Dalla parte destra del coro si accede alla sacrestia edificata tra il 1722 ed il 1731. Vi sono conservati un mobile di legno intagliato e radica del sec.XVIII; in una nicchia del muro, un busto in terracotta e di pelle dipinte raffigurante “San Carlo Borromeo” di ignoto scultore lombardo del sec.XVII; in una nicchia di un mobile, una statua della “Vergine addolorata” di terracotta dipinta di ignoto artigiano lombardo del sec. XVIII.
La terza cappella a destra è dedicata alla Madonna dei Sette Dolori.
L’altare in stucco dipinto ad imitazione del marmo, rosso e rosato, è formato da mensa a forma di parallelepipedo fiancheggiata da alti plinti su cui poggiano due colonne tortili in marmo nero con capitelli corinzi, sormontate da timpano in stucco con angioletti lavorati a tutto tondo. Esso può essere stato realizzato da stuccatori lombardi attivi nella seconda metà del sec. XVII. Ai suoi lati due statue in stucco raffigurano i profeti Isaia e Simeone.

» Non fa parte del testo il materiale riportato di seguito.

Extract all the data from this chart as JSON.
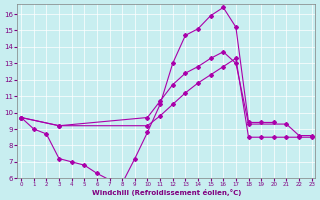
{
  "xlabel": "Windchill (Refroidissement éolien,°C)",
  "bg_color": "#c8eef0",
  "line_color": "#aa00aa",
  "grid_color": "#ffffff",
  "xlim": [
    -0.3,
    23.3
  ],
  "ylim": [
    6.0,
    16.6
  ],
  "yticks": [
    6,
    7,
    8,
    9,
    10,
    11,
    12,
    13,
    14,
    15,
    16
  ],
  "xticks": [
    0,
    1,
    2,
    3,
    4,
    5,
    6,
    7,
    8,
    9,
    10,
    11,
    12,
    13,
    14,
    15,
    16,
    17,
    18,
    19,
    20,
    21,
    22,
    23
  ],
  "line1_x": [
    0,
    1,
    2,
    3,
    4,
    5,
    6,
    7,
    8,
    9,
    10,
    11,
    12,
    13,
    14,
    15,
    16,
    17,
    18,
    19,
    20,
    21,
    22,
    23
  ],
  "line1_y": [
    9.7,
    9.0,
    8.7,
    7.2,
    7.0,
    6.8,
    6.3,
    5.9,
    5.7,
    7.2,
    8.8,
    10.5,
    13.0,
    14.7,
    15.1,
    15.9,
    16.4,
    15.2,
    9.4,
    9.4,
    9.4,
    null,
    null,
    null
  ],
  "line2_x": [
    0,
    3,
    10,
    11,
    12,
    13,
    14,
    15,
    16,
    17,
    18,
    21,
    22,
    23
  ],
  "line2_y": [
    9.7,
    9.2,
    9.7,
    10.7,
    11.7,
    12.4,
    12.8,
    13.3,
    13.7,
    13.0,
    9.3,
    9.3,
    8.6,
    8.6
  ],
  "line3_x": [
    0,
    3,
    10,
    11,
    12,
    13,
    14,
    15,
    16,
    17,
    18,
    19,
    20,
    21,
    22,
    23
  ],
  "line3_y": [
    9.7,
    9.2,
    9.2,
    9.8,
    10.5,
    11.2,
    11.8,
    12.3,
    12.8,
    13.3,
    8.5,
    8.5,
    8.5,
    8.5,
    8.5,
    8.5
  ]
}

Al centro del dossale è posta la pala della “Madonna dei Sette Dolori” che, per l’impostazione dell’impianto ancora cinquecentesco, può essere considerata un’opera di pittore lombardo attivo alla fine del sec. XVI, vicino ai modi di Camillo Procaccino. Essa è citata fin dal 1604 e successivamente ricordata nelle visite pastorali del 1703 e del 1756.

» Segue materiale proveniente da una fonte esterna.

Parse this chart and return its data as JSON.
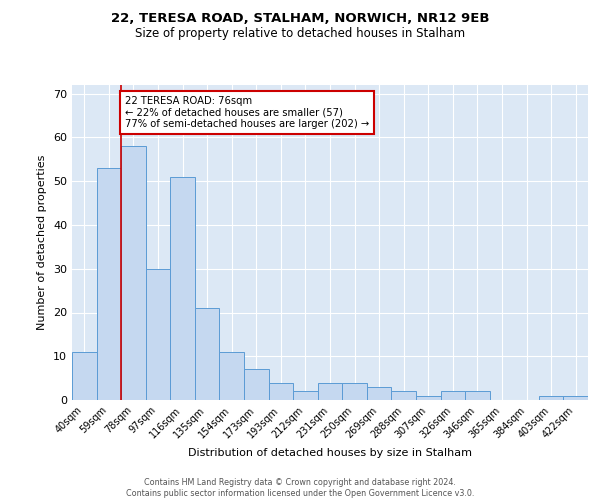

La seconda cappella a destra, detta di San Mauro, presenta un altare, posteriore al 1756, composto da mensa con fronte mistilinea e paliotto decorato da cartiglio di marmo grigio, giallo e rosso. Alla sommità vi è, su cornice di marmo nero, un fastiglio mistilineo con medaglione. Il tabernacolo è a tempietto.

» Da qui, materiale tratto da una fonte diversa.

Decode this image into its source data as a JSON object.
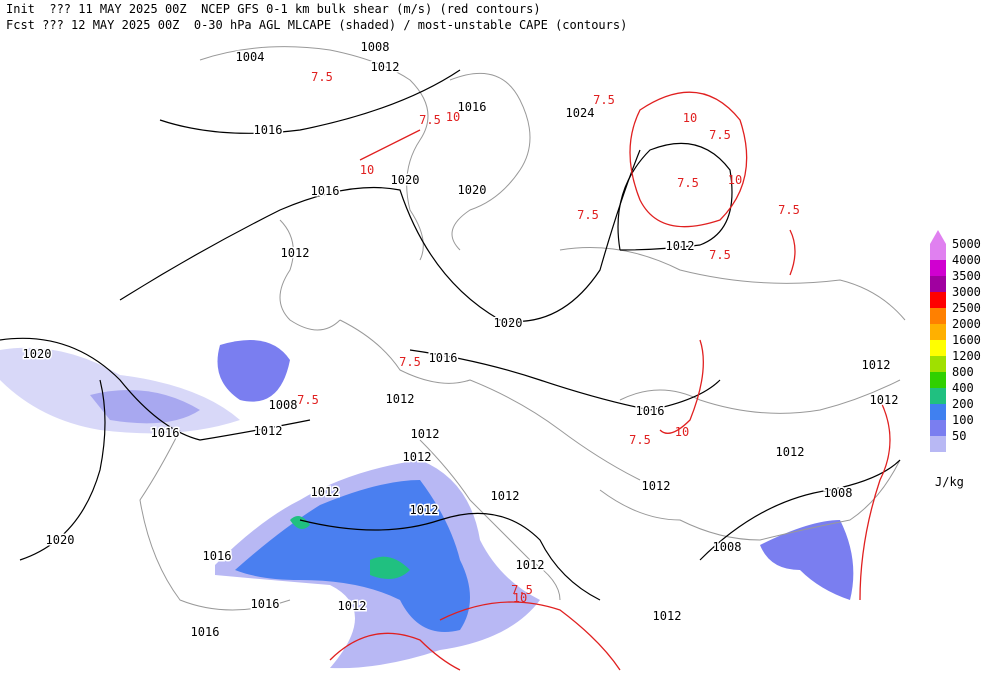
{
  "header": {
    "line1": "Init  ??? 11 MAY 2025 00Z  NCEP GFS 0-1 km bulk shear (m/s) (red contours)",
    "line2": "Fcst ??? 12 MAY 2025 00Z  0-30 hPa AGL MLCAPE (shaded) / most-unstable CAPE (contours)"
  },
  "isobar_labels": [
    1004,
    1008,
    1012,
    1016,
    1016,
    1024,
    1020,
    1020,
    1016,
    1012,
    1012,
    1020,
    1016,
    1020,
    1008,
    1012,
    1016,
    1012,
    1012,
    1012,
    1012,
    1012,
    1012,
    1012,
    1012,
    1016,
    1008,
    1008,
    1012,
    1012,
    1016,
    1016,
    1012,
    1016,
    1020,
    1012,
    1012
  ],
  "shear_labels": [
    7.5,
    10,
    7.5,
    10,
    7.5,
    10,
    7.5,
    7.5,
    10,
    7.5,
    7.5,
    7.5,
    7.5,
    7.5,
    7.5,
    10,
    7.5,
    10
  ],
  "legend": {
    "unit": "J/kg",
    "items": [
      {
        "value": 5000,
        "color": "#e080f0"
      },
      {
        "value": 4000,
        "color": "#d000d0"
      },
      {
        "value": 3500,
        "color": "#a000a0"
      },
      {
        "value": 3000,
        "color": "#ff0000"
      },
      {
        "value": 2500,
        "color": "#ff8000"
      },
      {
        "value": 2000,
        "color": "#ffb000"
      },
      {
        "value": 1600,
        "color": "#ffff00"
      },
      {
        "value": 1200,
        "color": "#a0e000"
      },
      {
        "value": 800,
        "color": "#30d000"
      },
      {
        "value": 400,
        "color": "#20c080"
      },
      {
        "value": 200,
        "color": "#4080f0"
      },
      {
        "value": 100,
        "color": "#7a7ef0"
      },
      {
        "value": 50,
        "color": "#b8b8f4"
      }
    ]
  }
}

Al centro del dossale la tela che rappresenta “San Mauro che risana gli ammalati” è un dipinto d’ignoto che porta su retro la data 1740.
La prima cappella a destra, detta del Crocifisso, contiene un Cristo in croce che, per l’intenso espressionismo e il modellato asciutto, è da considerarsi opera di artigianato lombardo della fine del sec. XVI o inizi del successivo. Solo un angelo reggente i simboli della Passione, dei quattro che l’adornavano, si è salvato dai furti. La statua è ascrivibile ad artigianato lombardo del sec. XVIII. Interessante, per la vicenda a cui è legata, è la lapide collocata davanti all’altare con l’iscrizione “1754 Sepolcro per li defonti giustiziati”. Infatti li vennero seppelliti dal 1754 al 1772 i condannati a morte, cioè coloro che venivano giustiziati per essersi macchiati di gravi delitti, per lo più briganti che in zona rapivano ed uccidevano. I Confratelli dei Disciplini ricevevano dal Podestà di Abbiategrasso una copia della sentenza e l’invito a compiere il pietoso ufficio. Da quel momento essi assistevano il condannato in cella, facevano celebrare messe per lui, lo persuadevano a confessarsi, gli portavano cibarie, infine ne raccoglievano il corpo straziato dandogli pietosa sepoltura in questo luogo.
Opera di pregio è l’organo che si trova sulla controfacciata: fu infatti costruito nel 1853 dai fratelli Prestinari, prestigiosa famiglia di organari magentini.